With more than a million healthcare professionals--including 40 percent of U.S. physicians--using Epocrates reference software, many of them on mobile devices, the San Mateo, Calif.-based company seems like a natural partner for a nationwide medical education program. The Centers for Disease Control and Prevention thinks so, which is why the CDC and the Safe Injection Practices Coalition will use the Epocrates EssentialPoints mobile detailing program in an attempt to reach smartphone-toting clinicians with a message about injection safety.

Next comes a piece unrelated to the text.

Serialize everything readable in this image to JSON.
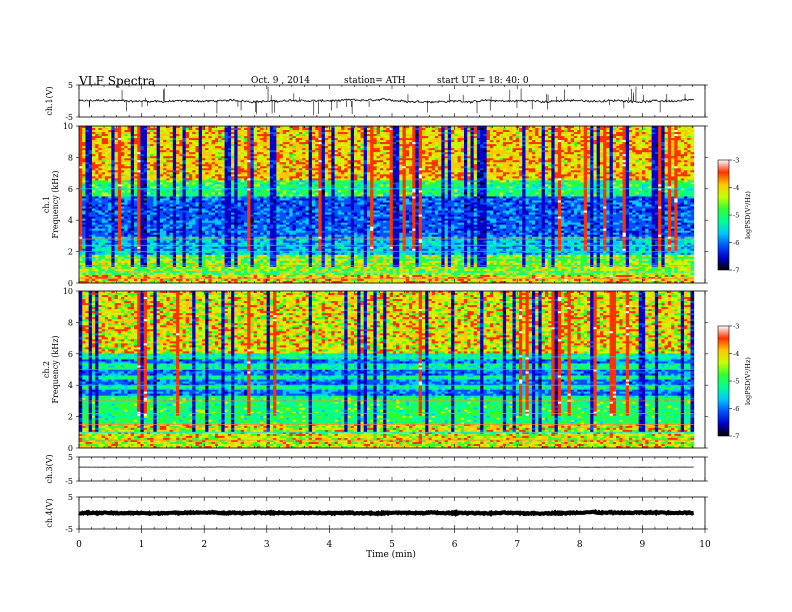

A new EssentialPoints activity called "CDC: Injection Safety" includes a short video about a patient with breast cancer who was one of 99 people to contract hepatitis C during chemotherapy because the oncology clinic didn't follow recommended injection practices. The video is followed by a questionnaire to help prepare viewers for taking steps to prevent injection-related infections.
"Advancements in technology present new opportunities to communicate with and educate healthcare professionals in a meaningful way. With so many front-line providers regularly using mobile devices, this channel represents an efficient way to educate them about new protocols and best practices around safe injection practices," Kathy Warye, CEO of the Association for Professionals in Infection Control and Epidemiology, says in an Epocrates press release.
How serious is the problem? Writing on the BNet blog, occasional FierceHealthIT and FierceMobileHealthcare contributor Ken Terry notes that more than 100,000 people in the U.S. have accidentally been exposed to a hepatitis virus in the last 10 years. Upward of 500 of those patients actually contracted hepatitis B or hepatitis C, he says, citing an American Journal of Infection Control article.